Эти проходящие военные части несколько раз останавливались в нашем доме и в благодарность за гостеприимство просили нас выходить на балкон, а сами выстраивались внизу вместе с оркестром и играли в нашу честь марши и туши.

Но предчувствие чего-то страшного меня не оставляло. В начале декабря 1920 года к нам неожиданно прибежала Варвара Леонидовна Спендиарова, которая очень взволнованно рассказала, что в Судак пришёл особый карательный отряд, имеющий полномочия арестовывать и расстреливать жителей. Через несколько дней пришли они в наш дом с ордером на арест моего брата и увели его. Арестованных они помещали в винном подвале дачи Капнист-Паскевич, которая находилась через дорогу внизу под нашей дачей. Через несколько дней они опять пришли к нам и попросили моего отца прийти на дачу Жевержеевой, где они устроили себе помещение для штаба. Когда мой отец пришёл туда, они попросили его написать свою автобиографию. Он написал про себя, что честно трудился и работал всю свою жизнь, а когда вышел в отставку, то его выбрали предводителем дворянства Порховского уезда Псковской губернии.
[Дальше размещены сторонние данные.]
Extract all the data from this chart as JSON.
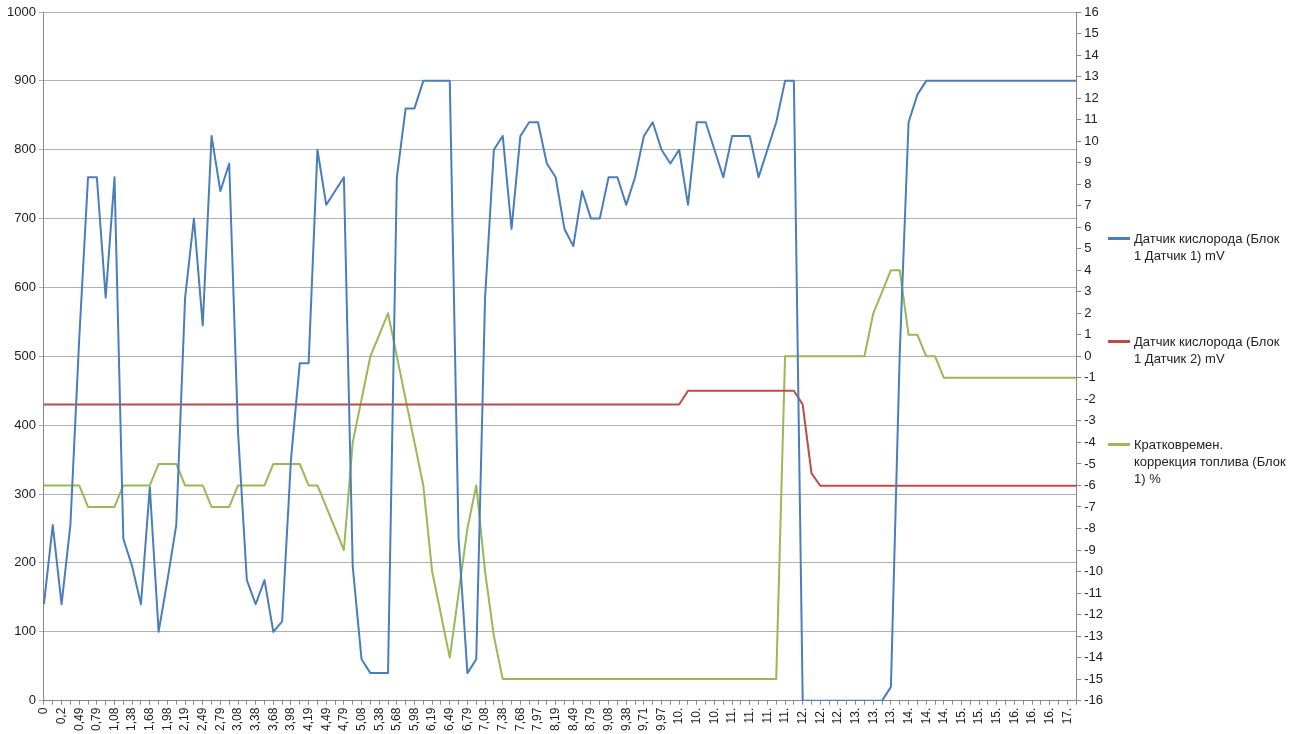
{
  "chart_data": {
    "type": "line",
    "categories": [
      "0",
      null,
      "0,2",
      null,
      "0,49",
      null,
      "0,79",
      null,
      "1,08",
      null,
      "1,38",
      null,
      "1,68",
      null,
      "1,98",
      null,
      "2,19",
      null,
      "2,49",
      null,
      "2,79",
      null,
      "3,08",
      null,
      "3,38",
      null,
      "3,68",
      null,
      "3,98",
      null,
      "4,19",
      null,
      "4,49",
      null,
      "4,79",
      null,
      "5,08",
      null,
      "5,38",
      null,
      "5,68",
      null,
      "5,98",
      null,
      "6,19",
      null,
      "6,49",
      null,
      "6,79",
      null,
      "7,08",
      null,
      "7,38",
      null,
      "7,68",
      null,
      "7,97",
      null,
      "8,19",
      null,
      "8,49",
      null,
      "8,79",
      null,
      "9,08",
      null,
      "9,38",
      null,
      "9,71",
      null,
      "9,97",
      null,
      "10.",
      null,
      "10.",
      null,
      "10.",
      null,
      "11.",
      null,
      "11.",
      null,
      "11.",
      null,
      "11.",
      null,
      "12.",
      null,
      "12.",
      null,
      "12.",
      null,
      "13.",
      null,
      "13.",
      null,
      "13.",
      null,
      "14.",
      null,
      "14.",
      null,
      "14.",
      null,
      "15.",
      null,
      "15.",
      null,
      "15.",
      null,
      "16.",
      null,
      "16.",
      null,
      "16.",
      null,
      "17.",
      null
    ],
    "series": [
      {
        "name": "Датчик кислорода (Блок 1 Датчик 1) mV",
        "color": "#4a7ebb",
        "axis": "y",
        "values": [
          140,
          255,
          140,
          255,
          525,
          760,
          760,
          585,
          760,
          235,
          195,
          140,
          310,
          100,
          175,
          255,
          585,
          700,
          545,
          820,
          740,
          780,
          390,
          175,
          140,
          175,
          100,
          115,
          350,
          490,
          490,
          800,
          720,
          740,
          760,
          195,
          60,
          40,
          40,
          40,
          760,
          860,
          860,
          900,
          900,
          900,
          900,
          235,
          40,
          60,
          585,
          800,
          820,
          685,
          820,
          840,
          840,
          780,
          760,
          685,
          660,
          740,
          700,
          700,
          760,
          760,
          720,
          760,
          820,
          840,
          800,
          780,
          800,
          720,
          840,
          840,
          800,
          760,
          820,
          820,
          820,
          760,
          800,
          840,
          900,
          900,
          0,
          0,
          0,
          0,
          0,
          0,
          0,
          0,
          0,
          0,
          20,
          505,
          840,
          880,
          900,
          900,
          900,
          900,
          900,
          900,
          900,
          900,
          900,
          900,
          900,
          900,
          900,
          900,
          900,
          900,
          900,
          900
        ]
      },
      {
        "name": "Датчик кислорода (Блок 1 Датчик 2) mV",
        "color": "#be4b48",
        "axis": "y",
        "values": [
          430,
          430,
          430,
          430,
          430,
          430,
          430,
          430,
          430,
          430,
          430,
          430,
          430,
          430,
          430,
          430,
          430,
          430,
          430,
          430,
          430,
          430,
          430,
          430,
          430,
          430,
          430,
          430,
          430,
          430,
          430,
          430,
          430,
          430,
          430,
          430,
          430,
          430,
          430,
          430,
          430,
          430,
          430,
          430,
          430,
          430,
          430,
          430,
          430,
          430,
          430,
          430,
          430,
          430,
          430,
          430,
          430,
          430,
          430,
          430,
          430,
          430,
          430,
          430,
          430,
          430,
          430,
          430,
          430,
          430,
          430,
          430,
          430,
          450,
          450,
          450,
          450,
          450,
          450,
          450,
          450,
          450,
          450,
          450,
          450,
          450,
          430,
          330,
          312,
          312,
          312,
          312,
          312,
          312,
          312,
          312,
          312,
          312,
          312,
          312,
          312,
          312,
          312,
          312,
          312,
          312,
          312,
          312,
          312,
          312,
          312,
          312,
          312,
          312,
          312,
          312,
          312,
          312
        ]
      },
      {
        "name": "Кратковремен. коррекция топлива (Блок 1) %",
        "color": "#98b954",
        "axis": "y2",
        "values": [
          -6,
          -6,
          -6,
          -6,
          -6,
          -7,
          -7,
          -7,
          -7,
          -6,
          -6,
          -6,
          -6,
          -5,
          -5,
          -5,
          -6,
          -6,
          -6,
          -7,
          -7,
          -7,
          -6,
          -6,
          -6,
          -6,
          -5,
          -5,
          -5,
          -5,
          -6,
          -6,
          -7,
          -8,
          -9,
          -4,
          -2,
          0,
          1,
          2,
          0,
          -2,
          -4,
          -6,
          -10,
          -12,
          -14,
          -11,
          -8,
          -6,
          -10,
          -13,
          -15,
          -15,
          -15,
          -15,
          -15,
          -15,
          -15,
          -15,
          -15,
          -15,
          -15,
          -15,
          -15,
          -15,
          -15,
          -15,
          -15,
          -15,
          -15,
          -15,
          -15,
          -15,
          -15,
          -15,
          -15,
          -15,
          -15,
          -15,
          -15,
          -15,
          -15,
          -15,
          0,
          0,
          0,
          0,
          0,
          0,
          0,
          0,
          0,
          0,
          2,
          3,
          4,
          4,
          1,
          1,
          0,
          0,
          -1,
          -1,
          -1,
          -1,
          -1,
          -1,
          -1,
          -1,
          -1,
          -1,
          -1,
          -1,
          -1,
          -1,
          -1,
          -1
        ]
      }
    ],
    "ylim": [
      0,
      1000
    ],
    "yticks": [
      0,
      100,
      200,
      300,
      400,
      500,
      600,
      700,
      800,
      900,
      1000
    ],
    "y2lim": [
      -16,
      16
    ],
    "y2ticks": [
      -16,
      -15,
      -14,
      -13,
      -12,
      -11,
      -10,
      -9,
      -8,
      -7,
      -6,
      -5,
      -4,
      -3,
      -2,
      -1,
      0,
      1,
      2,
      3,
      4,
      5,
      6,
      7,
      8,
      9,
      10,
      11,
      12,
      13,
      14,
      15,
      16
    ],
    "grid": "y",
    "legend": "right",
    "marker": "none",
    "line_style": "solid"
  }
}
Когда он вернулся домой и рассказал про эту анкету, я не могла удержаться, чтоб не вскрикнуть: «Зачем ты написал, что ты был предводителем, ты не понимаешь, что они считают эту деятельность преступлением!» – «Какая ты глупенькая, Маруня, не понимаешь, что дворяне меня сочли достойным уважения и избрали единогласно – это очень почётно, и большевики, конечно, это учтут и оставят меня доживать мой век спокойно, тем более что мне уже под 80 лет».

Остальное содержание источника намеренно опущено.